Wednesday, May 26, 2010

These two animals generally avoid each other.

This is an amazing level of synchronicity, posted in the order the photos were taken. I don't know what they were looking at. (Incidentally, both of them are adults and the same age. The small one, Natasha, is tiny but fierce.)

Wednesday, May 5, 2010

Discovered? Are you sure that's what you wanted to write?

Last week I read this on the Weyerhauser web site for The Pacific Rim Bonsai Collection, which has been closed since Spring, 2009, and will be reopening this Spring for a temporary exhibit.
"Did You Know?
U.S. soldiers discovered bonsai in Japan during World War II."
I hope that I don't need to explain to anyone now reading this what is wrong with that statement.

I do like these two unusual bonsai that are part of the Weyerhauser collection, though.

Tuesday, May 4, 2010

Ketjak, the Ramayana Monkey Chant

A tangent related to something I was looking for led me back to the Ketjak, generally referred to in English as the "Ramayana Monkey Chant." Balinese Gamelan has had a profound influence on Western academic music, which is understandable given its complexity. There's something pretty fabulous about the compelling rhythm of those metallophones and gongs...

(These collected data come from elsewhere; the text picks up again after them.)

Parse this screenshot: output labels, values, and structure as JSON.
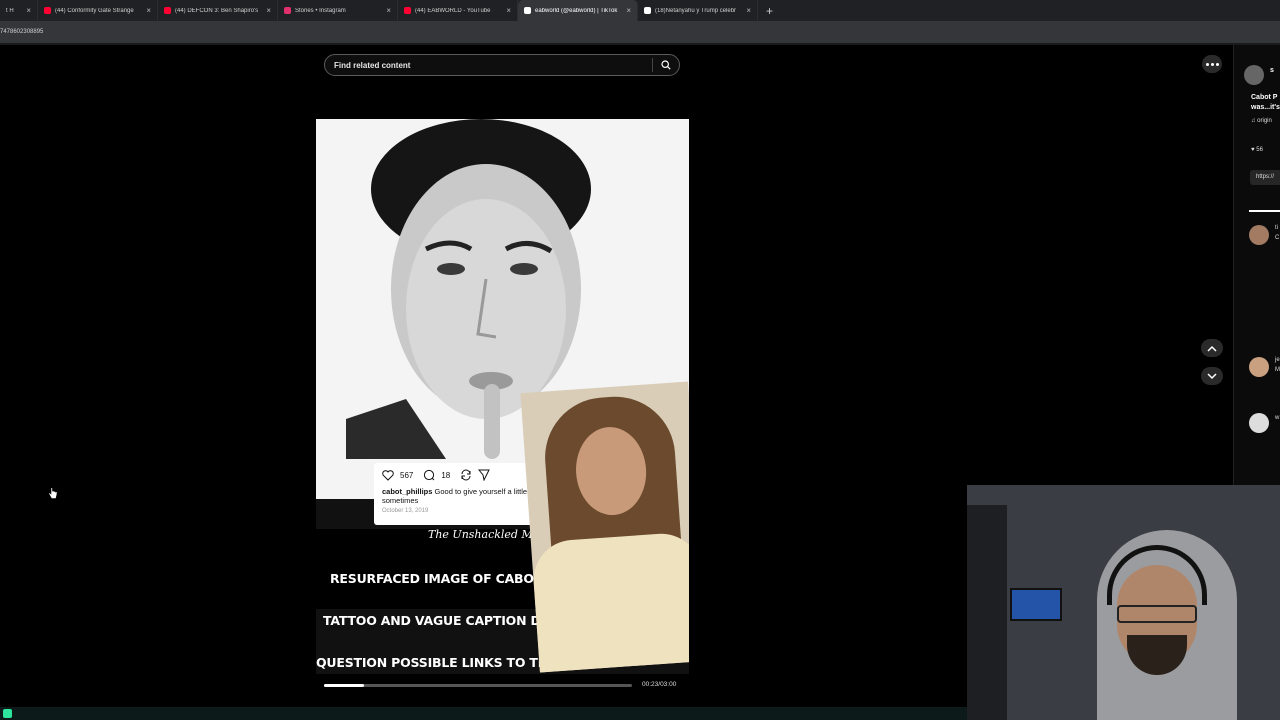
{
  "browser": {
    "tabs": [
      {
        "title": "t H",
        "color": "#888888"
      },
      {
        "title": "(44) Conformity Gate Strange",
        "color": "#ff0033"
      },
      {
        "title": "(44) DEFCON 3: Ben Shapiro's",
        "color": "#ff0033"
      },
      {
        "title": "Stories • Instagram",
        "color": "#e1306c"
      },
      {
        "title": "(44) EABWORLD - YouTube",
        "color": "#ff0033"
      },
      {
        "title": "eabworld (@eabworld) | TikTok",
        "color": "#ffffff",
        "active": true
      },
      {
        "title": "(18)Netanyahu y Trump celebr",
        "color": "#ffffff"
      }
    ],
    "url": "7478602308895"
  },
  "search": {
    "placeholder": "Find related content"
  },
  "video": {
    "instagram_likes": "567",
    "instagram_comments": "18",
    "instagram_user": "cabot_phillips",
    "instagram_caption": "Good to give yourself a little r",
    "instagram_caption_2": "sometimes",
    "instagram_date": "October 13, 2019",
    "brand": "The Unshackled Minds",
    "headline_1": "RESURFACED IMAGE OF CABOT PHIL",
    "headline_2": "TATTOO AND VAGUE CAPTION DR",
    "headline_3": "QUESTION POSSIBLE LINKS TO THE",
    "progress": 0.13,
    "time": "00:23/03:00"
  },
  "sidebar": {
    "author_initial": "s",
    "desc_1": "Cabot P",
    "desc_2": "was...it's",
    "sound": "origin",
    "likes": "56",
    "link": "https://",
    "comment_1": "ti",
    "comment_1b": "C",
    "comment_2": "je",
    "comment_2b": "M",
    "comment_3": "w"
  },
  "icons": {
    "search": "search-icon",
    "more": "more-horizontal-icon",
    "up": "chevron-up-icon",
    "down": "chevron-down-icon",
    "heart": "heart-icon",
    "comment": "comment-icon",
    "repost": "repost-icon",
    "send": "send-icon",
    "music": "music-note-icon",
    "cursor": "hand-cursor-icon"
  }
}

While the ketjak is a creation of this century, it is descended from something much more ancient — the trance dance, the dance of exorcism called sanghjang; its ancestry is clear. Ostensibly, the ketjak is a reenactment of the battle described in the Ramayana epic — in which the monkey hordes came to the aid of Prince Rama in his battle with the evil King Ravana — complete with a chorus imitating monkeys, as they chant the syllable tjak.